In July 2013, Irish Water was legally established and began a national metering programme. The company was expected to initially install meters for approximately 1.05 million households. Domestic water charges were scheduled to commence in October 2014, with households receiving their first bills in Quarter 1 2015, with bills paid for usage in arrears. Irish Water would hence become the national water services authority, assuming all responsibilities for water services from local authorities - except for those relating to certain rural water services and inspections of wastewater treatment systems. Ireland's 34 local authorities were to continue to provide some drinking and waste water services on behalf of Irish Water through a service level agreement.

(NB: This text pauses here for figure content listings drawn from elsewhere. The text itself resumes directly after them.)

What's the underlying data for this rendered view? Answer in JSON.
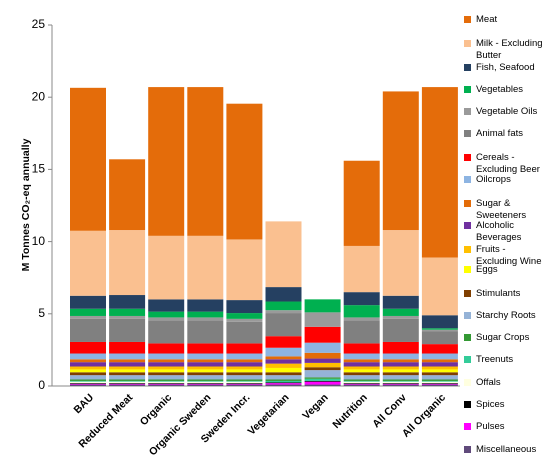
{
  "chart_data": {
    "type": "bar",
    "stacked": true,
    "y_label": "M Tonnes CO₂-eq annually",
    "categories": [
      "BAU",
      "Reduced Meat",
      "Organic",
      "Organic Sweden",
      "Sweden Incr.",
      "Vegetarian",
      "Vegan",
      "Nutrition",
      "All Conv",
      "All Organic"
    ],
    "ylim": [
      0,
      25
    ],
    "yticks": [
      0,
      5,
      10,
      15,
      20,
      25
    ],
    "series": [
      {
        "name": "Miscellaneous",
        "color": "#604a7b",
        "values": [
          0.1,
          0.1,
          0.1,
          0.1,
          0.1,
          0.1,
          0.1,
          0.1,
          0.1,
          0.1
        ]
      },
      {
        "name": "Pulses",
        "color": "#ff00ff",
        "values": [
          0.05,
          0.05,
          0.05,
          0.05,
          0.05,
          0.1,
          0.2,
          0.05,
          0.05,
          0.05
        ]
      },
      {
        "name": "Spices",
        "color": "#000000",
        "values": [
          0.05,
          0.05,
          0.05,
          0.05,
          0.05,
          0.05,
          0.05,
          0.05,
          0.05,
          0.05
        ]
      },
      {
        "name": "Offals",
        "color": "#ffffe0",
        "values": [
          0.1,
          0.1,
          0.1,
          0.1,
          0.1,
          0,
          0,
          0.1,
          0.1,
          0.1
        ]
      },
      {
        "name": "Treenuts",
        "color": "#33cc99",
        "values": [
          0.05,
          0.05,
          0.05,
          0.05,
          0.05,
          0.1,
          0.15,
          0.05,
          0.05,
          0.05
        ]
      },
      {
        "name": "Sugar Crops",
        "color": "#339933",
        "values": [
          0.1,
          0.1,
          0.1,
          0.1,
          0.1,
          0.1,
          0.1,
          0.1,
          0.1,
          0.1
        ]
      },
      {
        "name": "Starchy Roots",
        "color": "#95b3d7",
        "values": [
          0.3,
          0.3,
          0.3,
          0.3,
          0.3,
          0.3,
          0.5,
          0.3,
          0.3,
          0.3
        ]
      },
      {
        "name": "Stimulants",
        "color": "#7f3f00",
        "values": [
          0.2,
          0.2,
          0.2,
          0.2,
          0.2,
          0.2,
          0.2,
          0.2,
          0.2,
          0.2
        ]
      },
      {
        "name": "Eggs",
        "color": "#ffff00",
        "values": [
          0.2,
          0.2,
          0.2,
          0.2,
          0.2,
          0.3,
          0,
          0.2,
          0.2,
          0.2
        ]
      },
      {
        "name": "Fruits - Excluding Wine",
        "color": "#ffc000",
        "values": [
          0.2,
          0.2,
          0.2,
          0.2,
          0.2,
          0.3,
          0.3,
          0.2,
          0.2,
          0.2
        ]
      },
      {
        "name": "Alcoholic Beverages",
        "color": "#7030a0",
        "values": [
          0.3,
          0.3,
          0.3,
          0.3,
          0.3,
          0.3,
          0.3,
          0.3,
          0.3,
          0.3
        ]
      },
      {
        "name": "Sugar & Sweeteners",
        "color": "#e36c09",
        "values": [
          0.2,
          0.2,
          0.2,
          0.2,
          0.2,
          0.2,
          0.4,
          0.2,
          0.2,
          0.2
        ]
      },
      {
        "name": "Oilcrops",
        "color": "#8db4e2",
        "values": [
          0.4,
          0.4,
          0.4,
          0.4,
          0.4,
          0.6,
          0.7,
          0.4,
          0.4,
          0.4
        ]
      },
      {
        "name": "Cereals - Excluding Beer",
        "color": "#ff0000",
        "values": [
          0.8,
          0.8,
          0.7,
          0.7,
          0.7,
          0.8,
          1.1,
          0.7,
          0.8,
          0.65
        ]
      },
      {
        "name": "Animal fats",
        "color": "#808080",
        "values": [
          1.6,
          1.6,
          1.6,
          1.6,
          1.5,
          1.6,
          0,
          1.6,
          1.6,
          0.9
        ]
      },
      {
        "name": "Vegetable Oils",
        "color": "#9a9a9a",
        "values": [
          0.2,
          0.2,
          0.2,
          0.2,
          0.2,
          0.2,
          1.0,
          0.2,
          0.2,
          0.1
        ]
      },
      {
        "name": "Vegetables",
        "color": "#00b050",
        "values": [
          0.5,
          0.5,
          0.4,
          0.4,
          0.4,
          0.6,
          0.9,
          0.85,
          0.5,
          0.1
        ]
      },
      {
        "name": "Fish, Seafood",
        "color": "#254061",
        "values": [
          0.9,
          0.95,
          0.85,
          0.85,
          0.9,
          1.0,
          0,
          0.9,
          0.9,
          0.9
        ]
      },
      {
        "name": "Milk - Excluding Butter",
        "color": "#fac090",
        "values": [
          4.5,
          4.5,
          4.4,
          4.4,
          4.2,
          4.55,
          0,
          3.2,
          4.55,
          4.0
        ]
      },
      {
        "name": "Meat",
        "color": "#e46c0a",
        "values": [
          9.9,
          4.9,
          10.3,
          10.3,
          9.4,
          0,
          0,
          5.9,
          9.6,
          11.8
        ]
      }
    ]
  }
}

===Irish Water (2015–present)===
From 2015, Irish Water became responsible for providing water and wastewater services, with the intention that the company would be funded through direct billing. The new company was set up as a subsidiary of an existing semi-state corporation, Bord Gáis (Ervia). The newly created company took on the existing local authority employees and water management facilities, pipes and infrastructure. While Irish Water initially issued bills and was funded through payment from residential users, by 2017 the scale of protest and push-back against charges resulted in the suspension and ultimately scrapping of the funding model.